With child No. 1 I made her well-child exams to coincide with her birthday. I saved all the sheets documenting her growth, I read every word of the You Can Expect literature. What percentile was she in for her age? What small and large motor skills should she be learning? Are her vocabulary and social skills on target? Those annual appointments were important. I NEEDED TO KNOW!

With child No. 2 I made his well-child exams to coincide with his sister’s. Calendar-wise they were only two months apart, it made logistical sense and it happened every year. Child number two was the first boy, were boys different than girls? What percentile is he? He had some medical issues from birth, is he hitting all his milestones? What about that speech problem? What about his digestive issues? What about his hearing? Those annual appointments were important. I NEEDED TO KNOW!

And then came child No. 3. Not only was his birthdate half a year after his siblings, but they were older, so tripling up didn’t make sense. But he had all the suggested baby appointments and when he grew into annual exams I would call as his birthday approached and get an appointment within a month…or so…or whenever. He’s my third: I was kinda chill; he’s my last: I’d been down this road before. I barely skimmed the papers the nurse would hand me. Mostly I was curious to see how he compared to his brother. He was healthy, had no chronic issues and other than keeping up with his immunization schedule his annual appointments weren’t all that important because I knew.

But almost five years of knowing?

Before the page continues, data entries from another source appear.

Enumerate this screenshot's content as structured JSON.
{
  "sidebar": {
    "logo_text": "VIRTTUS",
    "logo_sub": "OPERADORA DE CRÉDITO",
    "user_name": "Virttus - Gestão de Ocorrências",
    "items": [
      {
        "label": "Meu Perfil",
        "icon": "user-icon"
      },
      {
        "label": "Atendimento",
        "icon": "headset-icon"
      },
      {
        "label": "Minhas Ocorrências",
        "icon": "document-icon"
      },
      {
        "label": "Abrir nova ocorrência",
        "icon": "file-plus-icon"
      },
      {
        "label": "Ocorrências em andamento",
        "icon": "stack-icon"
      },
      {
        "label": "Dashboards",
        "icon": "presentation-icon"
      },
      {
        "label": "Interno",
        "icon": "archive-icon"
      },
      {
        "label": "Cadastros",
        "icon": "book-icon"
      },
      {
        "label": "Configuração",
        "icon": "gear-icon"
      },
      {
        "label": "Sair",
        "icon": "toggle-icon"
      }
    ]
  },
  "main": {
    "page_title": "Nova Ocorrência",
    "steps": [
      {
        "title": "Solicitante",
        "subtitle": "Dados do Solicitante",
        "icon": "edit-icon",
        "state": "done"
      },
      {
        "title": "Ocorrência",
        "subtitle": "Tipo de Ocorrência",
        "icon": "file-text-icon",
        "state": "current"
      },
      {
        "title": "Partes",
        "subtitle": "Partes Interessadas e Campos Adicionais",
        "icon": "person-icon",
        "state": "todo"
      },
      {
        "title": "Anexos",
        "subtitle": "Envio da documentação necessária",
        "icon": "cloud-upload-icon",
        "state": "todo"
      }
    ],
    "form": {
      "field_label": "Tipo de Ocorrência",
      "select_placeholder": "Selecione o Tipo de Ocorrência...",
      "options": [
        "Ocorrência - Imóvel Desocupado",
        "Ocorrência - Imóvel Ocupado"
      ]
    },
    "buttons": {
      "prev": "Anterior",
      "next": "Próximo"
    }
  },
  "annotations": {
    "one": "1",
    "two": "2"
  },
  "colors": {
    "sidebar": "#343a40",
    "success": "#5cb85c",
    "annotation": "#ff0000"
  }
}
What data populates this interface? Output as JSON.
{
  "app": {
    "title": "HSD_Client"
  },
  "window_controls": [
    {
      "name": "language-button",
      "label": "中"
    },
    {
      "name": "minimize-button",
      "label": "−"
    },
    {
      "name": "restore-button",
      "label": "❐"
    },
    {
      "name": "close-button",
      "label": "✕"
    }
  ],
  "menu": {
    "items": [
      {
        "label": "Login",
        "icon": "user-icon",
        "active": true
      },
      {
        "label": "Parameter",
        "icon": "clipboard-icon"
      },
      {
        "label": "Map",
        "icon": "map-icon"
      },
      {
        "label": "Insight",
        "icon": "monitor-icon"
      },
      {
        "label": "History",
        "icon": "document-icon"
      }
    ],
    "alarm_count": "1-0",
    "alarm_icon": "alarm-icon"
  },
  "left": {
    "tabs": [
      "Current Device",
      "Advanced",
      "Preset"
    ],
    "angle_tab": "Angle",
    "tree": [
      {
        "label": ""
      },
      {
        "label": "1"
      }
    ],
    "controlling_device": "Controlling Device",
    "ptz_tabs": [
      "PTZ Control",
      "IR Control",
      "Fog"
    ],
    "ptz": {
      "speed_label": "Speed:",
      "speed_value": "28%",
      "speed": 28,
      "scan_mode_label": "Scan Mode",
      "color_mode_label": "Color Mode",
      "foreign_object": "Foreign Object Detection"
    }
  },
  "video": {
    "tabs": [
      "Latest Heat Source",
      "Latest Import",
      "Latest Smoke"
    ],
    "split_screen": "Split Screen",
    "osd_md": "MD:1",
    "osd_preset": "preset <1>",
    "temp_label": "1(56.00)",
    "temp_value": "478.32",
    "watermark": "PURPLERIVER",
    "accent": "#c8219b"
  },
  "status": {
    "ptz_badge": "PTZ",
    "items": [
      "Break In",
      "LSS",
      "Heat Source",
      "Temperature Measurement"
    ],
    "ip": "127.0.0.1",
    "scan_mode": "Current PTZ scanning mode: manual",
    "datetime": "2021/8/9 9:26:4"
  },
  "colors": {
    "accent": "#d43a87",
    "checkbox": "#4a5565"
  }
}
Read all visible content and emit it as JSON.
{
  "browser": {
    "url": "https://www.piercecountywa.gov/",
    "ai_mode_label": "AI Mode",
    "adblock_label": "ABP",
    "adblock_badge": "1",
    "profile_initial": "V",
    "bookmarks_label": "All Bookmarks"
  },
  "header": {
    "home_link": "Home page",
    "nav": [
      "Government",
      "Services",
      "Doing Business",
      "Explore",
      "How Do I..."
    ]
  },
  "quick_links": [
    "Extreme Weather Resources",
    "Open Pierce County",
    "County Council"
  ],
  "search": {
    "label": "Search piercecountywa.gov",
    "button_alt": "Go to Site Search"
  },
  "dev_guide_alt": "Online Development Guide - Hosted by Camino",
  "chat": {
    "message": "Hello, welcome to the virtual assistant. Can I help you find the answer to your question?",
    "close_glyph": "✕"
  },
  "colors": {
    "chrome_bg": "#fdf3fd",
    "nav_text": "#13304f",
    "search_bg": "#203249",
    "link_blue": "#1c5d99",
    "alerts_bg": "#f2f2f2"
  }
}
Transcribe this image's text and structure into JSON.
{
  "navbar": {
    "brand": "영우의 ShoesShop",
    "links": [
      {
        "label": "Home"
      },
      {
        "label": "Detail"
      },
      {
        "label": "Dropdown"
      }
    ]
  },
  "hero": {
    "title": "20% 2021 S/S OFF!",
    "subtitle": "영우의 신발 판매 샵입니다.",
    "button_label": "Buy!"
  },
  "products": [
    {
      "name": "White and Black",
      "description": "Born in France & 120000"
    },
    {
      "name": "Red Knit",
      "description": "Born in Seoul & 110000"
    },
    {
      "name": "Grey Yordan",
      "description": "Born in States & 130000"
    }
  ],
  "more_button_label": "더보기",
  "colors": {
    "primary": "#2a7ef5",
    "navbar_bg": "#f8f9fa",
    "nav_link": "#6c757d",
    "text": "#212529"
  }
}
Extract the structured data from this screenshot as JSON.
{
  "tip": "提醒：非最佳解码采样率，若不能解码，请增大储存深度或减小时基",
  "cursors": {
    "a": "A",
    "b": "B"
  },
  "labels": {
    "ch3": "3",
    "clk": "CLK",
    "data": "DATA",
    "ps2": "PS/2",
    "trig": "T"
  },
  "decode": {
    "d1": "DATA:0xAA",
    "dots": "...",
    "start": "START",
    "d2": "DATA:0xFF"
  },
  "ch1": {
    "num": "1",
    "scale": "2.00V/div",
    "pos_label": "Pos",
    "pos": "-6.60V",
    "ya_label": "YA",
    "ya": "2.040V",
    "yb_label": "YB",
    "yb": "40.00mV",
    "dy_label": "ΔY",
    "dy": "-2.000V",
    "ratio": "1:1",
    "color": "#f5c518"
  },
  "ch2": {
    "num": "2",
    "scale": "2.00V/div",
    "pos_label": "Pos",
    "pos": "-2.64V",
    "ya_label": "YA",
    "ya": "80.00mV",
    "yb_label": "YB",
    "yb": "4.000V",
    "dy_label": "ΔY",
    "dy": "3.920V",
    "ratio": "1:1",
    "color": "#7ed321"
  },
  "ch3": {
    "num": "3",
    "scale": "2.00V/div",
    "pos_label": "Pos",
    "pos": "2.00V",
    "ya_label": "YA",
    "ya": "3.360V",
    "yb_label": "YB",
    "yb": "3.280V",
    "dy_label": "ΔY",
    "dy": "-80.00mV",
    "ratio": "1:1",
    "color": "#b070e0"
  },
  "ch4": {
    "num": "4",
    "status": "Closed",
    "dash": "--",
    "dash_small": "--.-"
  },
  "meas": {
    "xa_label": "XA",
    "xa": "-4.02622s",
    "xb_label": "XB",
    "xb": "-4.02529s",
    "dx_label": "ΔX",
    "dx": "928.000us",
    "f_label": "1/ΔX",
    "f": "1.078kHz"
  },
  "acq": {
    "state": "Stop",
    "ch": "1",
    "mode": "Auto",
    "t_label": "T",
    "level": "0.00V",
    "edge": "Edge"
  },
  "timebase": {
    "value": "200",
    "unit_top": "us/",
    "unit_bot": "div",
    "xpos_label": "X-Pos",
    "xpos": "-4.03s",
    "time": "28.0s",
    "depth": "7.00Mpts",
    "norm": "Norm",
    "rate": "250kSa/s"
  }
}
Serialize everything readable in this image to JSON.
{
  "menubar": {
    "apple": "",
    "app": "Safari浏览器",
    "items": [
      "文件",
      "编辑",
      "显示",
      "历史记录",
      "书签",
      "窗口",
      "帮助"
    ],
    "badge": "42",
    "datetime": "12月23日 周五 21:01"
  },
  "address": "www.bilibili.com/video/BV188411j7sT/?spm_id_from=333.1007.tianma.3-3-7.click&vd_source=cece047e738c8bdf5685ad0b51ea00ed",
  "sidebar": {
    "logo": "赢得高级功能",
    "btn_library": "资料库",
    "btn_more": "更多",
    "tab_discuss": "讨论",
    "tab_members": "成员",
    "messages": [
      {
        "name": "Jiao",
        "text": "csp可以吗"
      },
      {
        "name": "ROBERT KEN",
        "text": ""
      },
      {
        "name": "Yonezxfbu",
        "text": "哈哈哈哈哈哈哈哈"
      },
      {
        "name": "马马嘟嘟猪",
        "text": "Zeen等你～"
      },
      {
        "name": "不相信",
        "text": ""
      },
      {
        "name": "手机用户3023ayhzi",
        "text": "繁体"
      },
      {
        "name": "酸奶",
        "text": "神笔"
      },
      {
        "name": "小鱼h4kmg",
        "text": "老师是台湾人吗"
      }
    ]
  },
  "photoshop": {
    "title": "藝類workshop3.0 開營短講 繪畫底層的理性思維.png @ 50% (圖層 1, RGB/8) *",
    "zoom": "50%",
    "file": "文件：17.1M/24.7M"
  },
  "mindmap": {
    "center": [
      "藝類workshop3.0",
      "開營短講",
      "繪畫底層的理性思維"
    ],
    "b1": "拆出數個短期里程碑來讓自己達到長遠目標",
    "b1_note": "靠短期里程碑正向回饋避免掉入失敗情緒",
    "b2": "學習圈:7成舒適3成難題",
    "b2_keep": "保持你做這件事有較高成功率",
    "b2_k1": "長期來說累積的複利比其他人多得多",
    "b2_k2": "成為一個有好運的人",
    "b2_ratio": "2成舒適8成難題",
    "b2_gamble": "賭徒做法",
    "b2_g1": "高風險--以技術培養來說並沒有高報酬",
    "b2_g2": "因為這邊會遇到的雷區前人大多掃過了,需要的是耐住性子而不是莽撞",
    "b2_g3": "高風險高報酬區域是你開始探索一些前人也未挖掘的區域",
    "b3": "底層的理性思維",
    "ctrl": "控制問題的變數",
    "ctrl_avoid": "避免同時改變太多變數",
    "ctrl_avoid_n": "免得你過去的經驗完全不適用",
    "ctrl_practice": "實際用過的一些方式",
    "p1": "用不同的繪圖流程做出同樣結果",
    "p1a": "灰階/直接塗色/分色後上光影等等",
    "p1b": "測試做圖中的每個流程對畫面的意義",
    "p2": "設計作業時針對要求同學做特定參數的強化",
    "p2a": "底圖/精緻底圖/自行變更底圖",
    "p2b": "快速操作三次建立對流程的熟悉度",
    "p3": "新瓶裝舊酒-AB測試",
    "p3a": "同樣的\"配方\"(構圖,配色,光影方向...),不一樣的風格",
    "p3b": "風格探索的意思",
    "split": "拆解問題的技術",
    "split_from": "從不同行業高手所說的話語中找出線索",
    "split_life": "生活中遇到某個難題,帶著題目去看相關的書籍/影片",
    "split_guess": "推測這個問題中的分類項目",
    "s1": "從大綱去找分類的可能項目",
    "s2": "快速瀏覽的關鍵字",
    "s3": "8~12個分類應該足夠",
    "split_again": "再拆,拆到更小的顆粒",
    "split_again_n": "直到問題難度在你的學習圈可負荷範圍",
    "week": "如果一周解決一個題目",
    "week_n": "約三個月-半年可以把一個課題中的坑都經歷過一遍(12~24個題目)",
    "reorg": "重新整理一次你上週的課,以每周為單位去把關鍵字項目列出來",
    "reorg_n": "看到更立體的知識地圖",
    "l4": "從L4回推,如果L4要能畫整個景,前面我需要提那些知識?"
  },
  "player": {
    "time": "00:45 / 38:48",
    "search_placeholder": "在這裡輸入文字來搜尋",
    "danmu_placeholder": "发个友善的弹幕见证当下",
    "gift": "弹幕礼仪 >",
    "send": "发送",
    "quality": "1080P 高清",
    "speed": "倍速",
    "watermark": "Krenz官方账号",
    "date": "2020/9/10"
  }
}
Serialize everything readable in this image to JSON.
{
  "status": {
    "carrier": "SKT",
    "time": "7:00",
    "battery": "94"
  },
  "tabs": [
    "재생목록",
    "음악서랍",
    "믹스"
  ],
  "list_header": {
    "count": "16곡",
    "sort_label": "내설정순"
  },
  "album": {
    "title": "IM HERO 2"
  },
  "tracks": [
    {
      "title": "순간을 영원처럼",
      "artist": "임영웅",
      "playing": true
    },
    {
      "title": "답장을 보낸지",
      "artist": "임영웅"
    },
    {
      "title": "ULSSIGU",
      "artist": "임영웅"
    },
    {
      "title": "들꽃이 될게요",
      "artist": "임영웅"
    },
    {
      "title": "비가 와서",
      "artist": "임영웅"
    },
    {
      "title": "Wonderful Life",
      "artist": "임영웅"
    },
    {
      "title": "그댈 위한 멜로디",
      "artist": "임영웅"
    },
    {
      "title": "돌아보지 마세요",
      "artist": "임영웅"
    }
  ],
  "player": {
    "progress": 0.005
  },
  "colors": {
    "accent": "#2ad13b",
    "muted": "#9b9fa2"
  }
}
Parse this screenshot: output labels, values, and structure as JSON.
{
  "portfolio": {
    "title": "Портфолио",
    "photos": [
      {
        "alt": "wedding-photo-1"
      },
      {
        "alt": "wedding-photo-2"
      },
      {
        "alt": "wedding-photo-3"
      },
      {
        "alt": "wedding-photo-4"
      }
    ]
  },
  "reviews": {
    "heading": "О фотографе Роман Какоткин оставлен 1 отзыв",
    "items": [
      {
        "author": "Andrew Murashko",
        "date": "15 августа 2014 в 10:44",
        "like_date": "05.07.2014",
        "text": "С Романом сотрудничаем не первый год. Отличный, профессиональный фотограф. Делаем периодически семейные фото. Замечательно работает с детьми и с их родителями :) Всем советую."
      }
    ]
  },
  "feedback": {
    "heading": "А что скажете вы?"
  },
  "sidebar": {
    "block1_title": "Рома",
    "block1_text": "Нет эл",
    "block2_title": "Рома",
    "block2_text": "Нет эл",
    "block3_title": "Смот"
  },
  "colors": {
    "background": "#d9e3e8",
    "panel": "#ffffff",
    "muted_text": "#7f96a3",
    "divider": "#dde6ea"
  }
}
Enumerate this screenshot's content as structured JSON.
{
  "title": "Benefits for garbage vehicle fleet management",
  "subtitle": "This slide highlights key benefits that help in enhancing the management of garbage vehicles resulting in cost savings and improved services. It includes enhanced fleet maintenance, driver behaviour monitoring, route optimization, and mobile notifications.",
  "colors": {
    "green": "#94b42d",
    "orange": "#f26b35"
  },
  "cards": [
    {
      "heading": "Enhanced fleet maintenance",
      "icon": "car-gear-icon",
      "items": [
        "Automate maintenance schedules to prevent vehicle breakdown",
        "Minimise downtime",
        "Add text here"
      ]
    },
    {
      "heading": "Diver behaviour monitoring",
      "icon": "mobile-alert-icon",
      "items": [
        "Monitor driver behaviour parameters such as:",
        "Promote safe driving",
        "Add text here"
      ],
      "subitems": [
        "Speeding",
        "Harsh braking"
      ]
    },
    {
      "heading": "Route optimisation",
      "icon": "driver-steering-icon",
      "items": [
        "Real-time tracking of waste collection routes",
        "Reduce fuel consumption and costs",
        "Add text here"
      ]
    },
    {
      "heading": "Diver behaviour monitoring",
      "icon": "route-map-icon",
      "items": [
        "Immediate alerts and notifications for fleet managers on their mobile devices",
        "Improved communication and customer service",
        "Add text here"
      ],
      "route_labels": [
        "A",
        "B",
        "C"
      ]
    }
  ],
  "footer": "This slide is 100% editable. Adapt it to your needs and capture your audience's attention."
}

Really, Susan? As a parent I’ve done a lot of things I’m not exactly proud of but seemed like a good idea at the time. (Ha! You think I’m going to list them, don’t you? Nice try.) In the heat of parenting challenges, in successes and failures, things get tried; let’s leave it at that.

And in the heat of parenting challenges, successes and failures I’ve learned that if I’ve done something, tried something, failed at something, so has someone else. When I confessed the shame to my friends, I again learned that I wasn’t alone.

My friend Debbie put it into perfect perspective. “That is only 1.24 in leap years. A non-issue.”

(He has an appointment set for a week after his next birthday.)